Bombeiros buscam 4 desaparecidos após desabamento de prédio

O Corpo de Bombeiros busca quatro pessoas desaparecidas que podem estar nos escombros do edifício Wilton Paes de Almeida, que desabou por causa um incêndio no Largo do Paissandu, no Centro de São Paulo; a corporação busca um morador chamado Ricardo, que quase foi resgatado durante o incêndio e caiu no momento do desabamento; um rapaz homem falou que três parentes dele estariam no edifício 

Prédio de 26 andares em chamas desaba em São Paulo
Prédio de 26 andares em chamas desaba em São Paulo (Foto: Leonardo Lucena)

SP 247 - O Corpo de Bombeiros busca quatro pessoas desaparecidas que podem estar nos escombros do edifício Wilton Paes de Almeida, que desabou na madrugada desta terça-feira (1) por causa um incêndio no Largo do Paissandu, no Centro de São Paulo. 

A corporação busca um morador chamado Ricardo, que quase foi resgatado durante o incêndio e caiu no momento do desabamento. Um rapaz homem falou que três parentes dele estariam no edifício. 

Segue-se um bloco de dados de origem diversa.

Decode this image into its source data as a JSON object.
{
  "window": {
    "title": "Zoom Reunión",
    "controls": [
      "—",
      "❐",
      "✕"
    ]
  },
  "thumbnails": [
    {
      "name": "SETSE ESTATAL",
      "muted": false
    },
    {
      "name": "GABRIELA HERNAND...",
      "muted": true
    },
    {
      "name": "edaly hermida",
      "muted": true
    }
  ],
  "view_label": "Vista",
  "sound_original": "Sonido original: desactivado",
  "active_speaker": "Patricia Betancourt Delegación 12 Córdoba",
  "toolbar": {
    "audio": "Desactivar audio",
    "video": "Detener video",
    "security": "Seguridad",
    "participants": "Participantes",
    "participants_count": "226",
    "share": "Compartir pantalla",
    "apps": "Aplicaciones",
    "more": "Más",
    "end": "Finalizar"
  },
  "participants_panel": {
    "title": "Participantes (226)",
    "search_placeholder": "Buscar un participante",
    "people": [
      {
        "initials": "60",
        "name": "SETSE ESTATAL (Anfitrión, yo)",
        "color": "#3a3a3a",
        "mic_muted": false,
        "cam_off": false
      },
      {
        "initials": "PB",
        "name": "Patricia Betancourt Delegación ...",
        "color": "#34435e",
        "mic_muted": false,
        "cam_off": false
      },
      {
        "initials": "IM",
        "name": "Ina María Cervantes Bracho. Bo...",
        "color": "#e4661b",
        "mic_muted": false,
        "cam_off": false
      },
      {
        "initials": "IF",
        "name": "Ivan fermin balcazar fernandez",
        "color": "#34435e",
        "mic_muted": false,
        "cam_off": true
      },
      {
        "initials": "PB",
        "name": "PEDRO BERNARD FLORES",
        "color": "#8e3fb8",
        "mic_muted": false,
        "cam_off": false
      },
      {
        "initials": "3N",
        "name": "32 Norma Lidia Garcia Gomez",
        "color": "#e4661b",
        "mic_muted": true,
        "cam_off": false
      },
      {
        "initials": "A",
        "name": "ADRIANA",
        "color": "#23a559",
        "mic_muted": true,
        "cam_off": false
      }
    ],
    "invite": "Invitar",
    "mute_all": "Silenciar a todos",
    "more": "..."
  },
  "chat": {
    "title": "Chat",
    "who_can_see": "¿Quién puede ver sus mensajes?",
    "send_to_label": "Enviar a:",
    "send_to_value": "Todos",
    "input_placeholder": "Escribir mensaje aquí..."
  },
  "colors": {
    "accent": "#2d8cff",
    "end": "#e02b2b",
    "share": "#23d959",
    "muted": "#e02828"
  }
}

Ao todo, 49 moradores do prédio e que estavam no cadastro da Prefeitura ainda não foram localizados após o desabamento. Não se sabe se eles estavam ou não no edifício durante o acidente.

O prédio era ocupado por 372 pessoas, de 146 famílias, informou a corporação. De acordo com a prefeitura, 320 pessoas foram registradas como desabrigadas após o desabamento e 40 delas buscaram atendimento na assistência social.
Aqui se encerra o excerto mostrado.